I don't know for sure, but it looks as though searches may be working OK. It's just that if the accented character caused the ID to be invalid, the ID can be found, but it can't be used properly (to add an author, to upload a bio, etc.)

I'll try to do a bit more testing to figure this out.
Comment 8 Denis Roy CLA 2010-08-23 14:22:46 EDT
(In reply to comment #6)
>  When Norbert was having trouble associating his bugzilla
> account with the submission, I used the "add author without bugzilla account"
> feature to add him as an author.

Yep, let's try to avoid doing that.  The problem is fixed now, so new users won't get invalid IDs anymore.  We'll just have to 'fix' the currently broken ones.  Just send me an email if you see others.

> I would love to delete 1931, but I don't know how to actually delete a
> submission. 

Do we have an easy way of withdrawing it?  I can delete the record from the database, but I'd rather not do that if there's another way.


(In reply to comment #7)
> Is the ID "unusable" only in that the submission system  couldn't deal with the
> accented character -- in other words, it's a valid ID as far as Bugzilla is
> concerned.

Yes.  Bugzilla uses the email address as a user id, whereas we internally use an ID constructed from the name (like ajacko).  Since the accented characters were not being filtered/translated properly, and since there were encoding problems with the Sub System, the saved user IDs were unreachable.

> I don't know for sure, but it looks as though searches may be working OK. It's
> just that if the accented character caused the ID to be invalid, the ID can be
> found, but it can't be used properly (to add an author, to upload a bio, etc.)
> 
> I'll try to do a bit more testing to figure this out.

Ok, I'll close this bug as FIXED since the Sub System will not generate unusable IDs anymore.  As mentioned, if there are broken accounts, please open a separate bug, or send me an email.

If the search is broken or needs tweaking, please open a separate bug.
Comment 9 Anne Jacko CLA 2010-08-23 14:30:08 EDT
(In reply to comment #8)

> Do we have an easy way of withdrawing it?  I can delete the record from the
> database, but I'd rather not do that if there's another way.

I suggest that we not mess with the database, and just let the extra submission be declined.

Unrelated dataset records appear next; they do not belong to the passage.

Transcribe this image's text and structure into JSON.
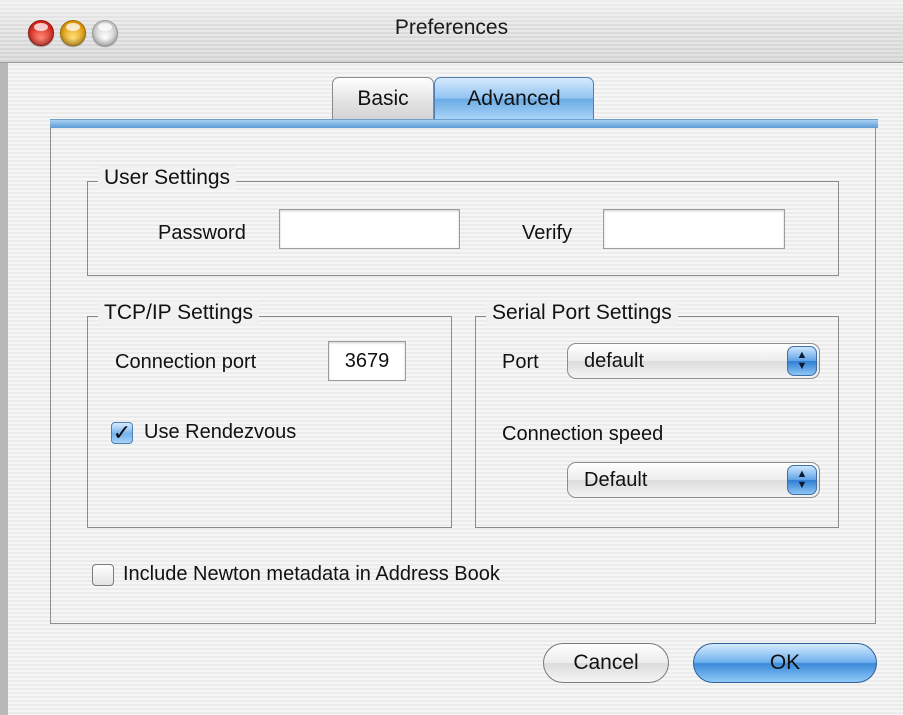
{
  "window": {
    "title": "Preferences"
  },
  "tabs": [
    {
      "label": "Basic",
      "selected": false
    },
    {
      "label": "Advanced",
      "selected": true
    }
  ],
  "user_settings": {
    "legend": "User Settings",
    "password_label": "Password",
    "password_value": "",
    "verify_label": "Verify",
    "verify_value": ""
  },
  "tcpip": {
    "legend": "TCP/IP Settings",
    "port_label": "Connection port",
    "port_value": "3679",
    "rendezvous_label": "Use Rendezvous",
    "rendezvous_checked": true
  },
  "serial": {
    "legend": "Serial Port Settings",
    "port_label": "Port",
    "port_value": "default",
    "speed_label": "Connection speed",
    "speed_value": "Default"
  },
  "metadata": {
    "label": "Include Newton metadata in Address Book",
    "checked": false
  },
  "buttons": {
    "cancel": "Cancel",
    "ok": "OK"
  },
  "colors": {
    "accent": "#6aaae4",
    "default_button": "#3b8ad9"
  }
}
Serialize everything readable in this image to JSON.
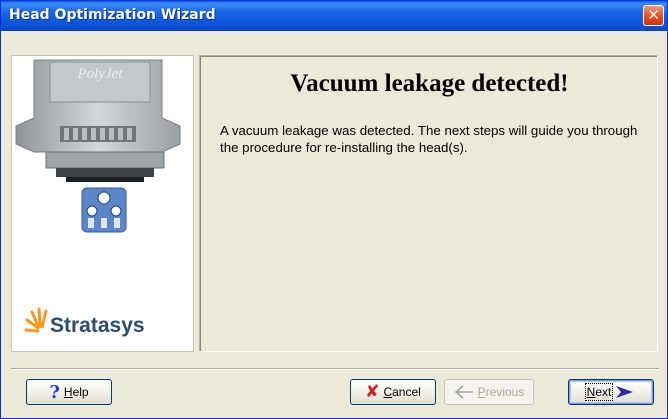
{
  "window": {
    "title": "Head Optimization Wizard",
    "close_glyph": "✕"
  },
  "sidebar": {
    "brand": "Stratasys",
    "head_logo_text": "PolyJet",
    "icons": [
      "printer-head-illustration",
      "vacuum-gauges-icon",
      "stratasys-logo-icon"
    ]
  },
  "content": {
    "headline": "Vacuum leakage detected!",
    "message": "A vacuum leakage was detected. The next steps will guide you through the procedure for re-installing the head(s)."
  },
  "buttons": {
    "help": "Help",
    "cancel": "Cancel",
    "previous": "Previous",
    "next": "Next"
  },
  "colors": {
    "title_bar": "#0a52d6",
    "dialog_bg": "#ece9d8",
    "cancel_x": "#d11f1f",
    "help_q": "#2a3fd6",
    "next_arrow": "#2a2a9a",
    "brand_text": "#2b4c6f"
  }
}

It looks as though Gabe will be doing some work for us, and we can ask him to document how to delete/withdraw a submission if that feature exists. 

> 
> (In reply to comment #7)
> > Is the ID "unusable" only in that the submission system  couldn't deal with the
> > accented character -- in other words, it's a valid ID as far as Bugzilla is
> > concerned.
> 
> Yes.  Bugzilla uses the email address as a user id, whereas we internally use
> an ID constructed from the name (like ajacko).

OK, that makes sense. Thanks for the explanation.
  
> 
> If the search is broken or needs tweaking, please open a separate bug.

Will do.